Marhamchurch parish church is dedicated to St Marwenne. Most of the present church is of the 14th century; in the 15th century an aisle and porch were added. In the early 15th century the existence of an anchorite's cell occupied by an anchoress called Cecilia Moys is recorded. Features of interest include the four-holed cresset stone and a Norman quarter-capital (though this is unlikely to be a fragment of the Norman church which may have preceded the present building). St Marwenne was probably the same as Morwenna of Morwenstow. In the 9th century the district was probably on the border between Cornwall and Devon as the farms in the parish have Saxon names unlike those of Poundstock on the other side of the River Neet.
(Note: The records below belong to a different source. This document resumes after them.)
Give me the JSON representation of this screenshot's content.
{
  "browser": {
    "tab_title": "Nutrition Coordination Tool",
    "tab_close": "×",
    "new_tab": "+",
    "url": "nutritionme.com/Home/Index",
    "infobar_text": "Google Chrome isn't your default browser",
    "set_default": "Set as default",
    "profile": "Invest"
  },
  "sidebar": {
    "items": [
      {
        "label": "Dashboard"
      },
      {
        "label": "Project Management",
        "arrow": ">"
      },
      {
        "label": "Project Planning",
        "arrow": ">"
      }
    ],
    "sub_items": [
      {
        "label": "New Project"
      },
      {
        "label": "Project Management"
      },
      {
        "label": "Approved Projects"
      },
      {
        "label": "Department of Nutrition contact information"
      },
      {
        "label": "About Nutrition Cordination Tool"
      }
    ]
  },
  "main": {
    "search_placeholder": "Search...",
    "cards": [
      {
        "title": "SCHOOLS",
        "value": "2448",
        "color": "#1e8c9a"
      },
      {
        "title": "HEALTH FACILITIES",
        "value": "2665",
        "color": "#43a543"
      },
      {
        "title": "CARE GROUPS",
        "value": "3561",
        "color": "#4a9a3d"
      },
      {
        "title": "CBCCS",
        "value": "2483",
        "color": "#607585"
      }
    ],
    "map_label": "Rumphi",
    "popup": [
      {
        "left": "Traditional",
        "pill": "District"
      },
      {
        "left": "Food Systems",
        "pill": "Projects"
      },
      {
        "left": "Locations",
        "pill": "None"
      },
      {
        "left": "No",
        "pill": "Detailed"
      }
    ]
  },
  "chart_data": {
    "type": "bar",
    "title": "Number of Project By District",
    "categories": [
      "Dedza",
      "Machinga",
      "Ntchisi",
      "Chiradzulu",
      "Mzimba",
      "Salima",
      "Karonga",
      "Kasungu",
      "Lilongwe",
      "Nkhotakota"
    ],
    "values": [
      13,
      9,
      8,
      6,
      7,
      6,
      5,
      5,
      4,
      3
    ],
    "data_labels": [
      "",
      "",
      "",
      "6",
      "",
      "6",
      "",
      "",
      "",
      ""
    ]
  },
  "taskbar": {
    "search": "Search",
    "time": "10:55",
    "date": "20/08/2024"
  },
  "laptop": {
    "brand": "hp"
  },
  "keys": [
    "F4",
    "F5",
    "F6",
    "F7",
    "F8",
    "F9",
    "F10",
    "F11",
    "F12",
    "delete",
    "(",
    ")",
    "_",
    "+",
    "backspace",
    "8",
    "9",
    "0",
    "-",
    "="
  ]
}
Marhamchurch was recorded in the Domesday Book (1086) when it was one of several manors held by Hamelin from Robert, Count of Mortain. There was one virgate of land and land for 2 ploughs. There was one plough, 1 serf, 1 villein, 2 smallholders, 20 acres of pasture and 20 sheep. The value of the manor was 6 shillings though it had formerly been worth 10 shillings.

==Marhamchurch Revel==
Marhamchurch Revel is a festival held every year, on the Monday after 12 August in Marhamchurch. During the festival a Queen of the Revel is chosen from the village schoolgirls and crowned by Father Time in front of the church where St. Morwenna's cells are said to have stood. Following these events a procession led by the local band and the newly crowned Revel Queen then proceeds through the village to the Revel Ground. Here the villagers are entertained with a show of various entertainments.